- We Indians are not only quite adept at comprehending anything and everything about corruption so widely prevalent in literally every walk of life but also have accepted the malaise bogging the society with nonchalance fully resigned to the fact that nothing is going to change in the foreseeable future. Paradoxically speaking, people considered as policymakers, political leaders, intellectuals, profound thinkers, civil society members, ordinary citizens, and the ilk will exhort passionately about rooting out corruption at any given opportunity. However, when it comes to following the virtues of uprightness, morality, honesty, ethics, and conscientious disposition in letter and spirit, many of us are found blissfully looking the other way.
- We don’t mind shelling money by offering a bribe to get our work done speedily from many governmental departments for day-to-day routine requirements. Did someone say government work is god’s work? The common refrain from many of us despite loathing corruption is why should we make multiple visits if the work can be concluded by shelling out a few bucks. Cannot fault the thinking so prevalent amongst us courtesy of all-pervading corruption. Yes, we are done to death by the political parties making grandiose announcements to get rid of the corruption nearing election times. It’s another story altogether that nothing palpable emerges subsequently.
- No sooner than the party assumes power, the ugly head of corruption raises its despicable form only to further harass the common man desperately seeking his/her rightful privileges. Of course, the ruling dispensation always assumes moral one-upmanship vis-à-vis handling corruption-related issues by targeting opposition leaders. No wonder, we keep hearing how opposition parties shrilly voice concerns about vendetta politics at play. Another often heard a charge against the ruling dispensation is how the law enforcement agencies are misused targeting the opposition ranks alone.
- Against this backdrop, the astounding amount of cash being unearthed from the now sacked minister of West Bengal lends further credence to the deep-rooted corruption associated with the political class. The ex-minister and his aide seem to have had a very simple view of hoarding ill-gotten cash and storing them in apartments thereby making law enforcement’s job easy. As mentioned above, we are so used to political brazenness about corruption-related cases getting unearthed that footage of trunks of cash being carted out still moved public opinion in the instant case. However, two broader inferences applying to Indian politics, in general, deserve attention. All political parties must recognize that the chances of an embarrassing corruption scandal coming to light are higher now than before.

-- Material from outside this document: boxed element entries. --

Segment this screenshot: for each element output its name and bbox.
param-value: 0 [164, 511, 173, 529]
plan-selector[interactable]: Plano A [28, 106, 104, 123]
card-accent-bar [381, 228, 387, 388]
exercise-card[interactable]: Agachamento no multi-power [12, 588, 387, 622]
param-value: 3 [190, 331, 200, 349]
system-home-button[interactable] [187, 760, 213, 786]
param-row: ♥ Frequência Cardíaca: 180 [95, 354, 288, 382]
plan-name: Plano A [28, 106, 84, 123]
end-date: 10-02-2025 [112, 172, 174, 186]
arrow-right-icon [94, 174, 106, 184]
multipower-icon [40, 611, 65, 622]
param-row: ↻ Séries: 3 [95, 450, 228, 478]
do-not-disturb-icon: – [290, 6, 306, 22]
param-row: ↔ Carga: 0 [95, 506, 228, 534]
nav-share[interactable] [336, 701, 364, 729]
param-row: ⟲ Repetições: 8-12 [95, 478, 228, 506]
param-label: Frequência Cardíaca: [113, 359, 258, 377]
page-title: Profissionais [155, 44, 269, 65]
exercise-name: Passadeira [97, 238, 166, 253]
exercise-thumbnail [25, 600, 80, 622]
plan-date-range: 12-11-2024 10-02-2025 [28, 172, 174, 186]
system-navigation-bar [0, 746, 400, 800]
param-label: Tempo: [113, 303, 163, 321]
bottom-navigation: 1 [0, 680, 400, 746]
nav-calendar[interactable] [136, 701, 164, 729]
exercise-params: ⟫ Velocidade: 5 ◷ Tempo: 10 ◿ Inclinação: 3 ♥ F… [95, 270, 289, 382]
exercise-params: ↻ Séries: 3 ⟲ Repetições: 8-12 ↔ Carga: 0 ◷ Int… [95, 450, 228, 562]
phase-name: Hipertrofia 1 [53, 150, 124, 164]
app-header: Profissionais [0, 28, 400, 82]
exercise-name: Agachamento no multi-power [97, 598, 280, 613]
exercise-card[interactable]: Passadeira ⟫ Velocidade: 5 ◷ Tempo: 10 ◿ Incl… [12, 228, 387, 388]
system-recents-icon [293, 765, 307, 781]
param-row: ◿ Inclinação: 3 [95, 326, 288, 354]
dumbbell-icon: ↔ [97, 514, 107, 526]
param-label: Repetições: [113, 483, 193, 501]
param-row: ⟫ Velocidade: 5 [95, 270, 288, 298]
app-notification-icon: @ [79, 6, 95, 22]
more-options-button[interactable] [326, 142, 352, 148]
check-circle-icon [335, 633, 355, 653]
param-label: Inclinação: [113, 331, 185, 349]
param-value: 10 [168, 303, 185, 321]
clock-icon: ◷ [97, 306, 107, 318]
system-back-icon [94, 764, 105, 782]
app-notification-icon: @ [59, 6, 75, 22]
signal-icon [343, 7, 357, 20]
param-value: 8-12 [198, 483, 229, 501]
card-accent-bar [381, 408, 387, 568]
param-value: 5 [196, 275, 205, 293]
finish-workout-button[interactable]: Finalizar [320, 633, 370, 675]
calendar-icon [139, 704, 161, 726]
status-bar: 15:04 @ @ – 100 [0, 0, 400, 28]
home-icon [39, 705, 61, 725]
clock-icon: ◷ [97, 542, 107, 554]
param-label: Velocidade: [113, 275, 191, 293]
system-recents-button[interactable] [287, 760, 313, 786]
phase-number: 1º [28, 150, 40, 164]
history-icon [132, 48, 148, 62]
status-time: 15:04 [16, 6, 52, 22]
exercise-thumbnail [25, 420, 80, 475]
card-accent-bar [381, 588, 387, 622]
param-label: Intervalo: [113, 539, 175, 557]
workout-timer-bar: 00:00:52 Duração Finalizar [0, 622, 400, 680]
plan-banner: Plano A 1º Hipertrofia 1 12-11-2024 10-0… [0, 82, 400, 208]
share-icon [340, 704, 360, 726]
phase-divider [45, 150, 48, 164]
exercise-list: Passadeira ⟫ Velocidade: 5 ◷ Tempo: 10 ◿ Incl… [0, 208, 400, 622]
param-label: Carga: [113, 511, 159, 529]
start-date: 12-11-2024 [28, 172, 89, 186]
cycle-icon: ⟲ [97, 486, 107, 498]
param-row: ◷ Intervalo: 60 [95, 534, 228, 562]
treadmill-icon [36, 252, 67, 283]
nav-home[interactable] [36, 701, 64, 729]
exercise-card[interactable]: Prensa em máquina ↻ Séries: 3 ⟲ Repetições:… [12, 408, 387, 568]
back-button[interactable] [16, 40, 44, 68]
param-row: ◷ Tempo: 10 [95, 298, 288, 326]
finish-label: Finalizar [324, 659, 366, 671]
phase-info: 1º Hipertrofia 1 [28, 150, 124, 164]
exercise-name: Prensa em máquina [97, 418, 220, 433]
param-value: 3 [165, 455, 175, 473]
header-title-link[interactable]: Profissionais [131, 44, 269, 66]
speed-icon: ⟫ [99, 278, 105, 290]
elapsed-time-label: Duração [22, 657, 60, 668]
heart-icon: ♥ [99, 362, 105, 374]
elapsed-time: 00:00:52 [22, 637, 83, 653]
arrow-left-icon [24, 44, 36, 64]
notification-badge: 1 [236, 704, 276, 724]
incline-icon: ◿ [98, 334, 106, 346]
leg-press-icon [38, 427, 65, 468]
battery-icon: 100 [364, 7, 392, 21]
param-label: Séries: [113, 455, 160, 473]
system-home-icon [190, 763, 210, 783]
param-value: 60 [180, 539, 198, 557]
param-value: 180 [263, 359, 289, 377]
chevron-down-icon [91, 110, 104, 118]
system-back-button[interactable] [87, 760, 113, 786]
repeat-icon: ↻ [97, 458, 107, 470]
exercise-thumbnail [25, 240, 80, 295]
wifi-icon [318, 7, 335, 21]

- It can be central agencies or a victim going public. The most disgraceful point is the shameful use of vital services and infrastructure to extract money. Selling teachers’ posts is a widespread practice. Haryana comes to mind here. Also, clearances for government projects that can directly ease citizens’ lives were made conditional on a high Karnataka dons the dubious hat on this front. These are particularly ugly practices that should have no place in a civilized society. Will we see a welcome change in curbing the corruption cases from rearing their ugly head perpetually? Highly unlikely.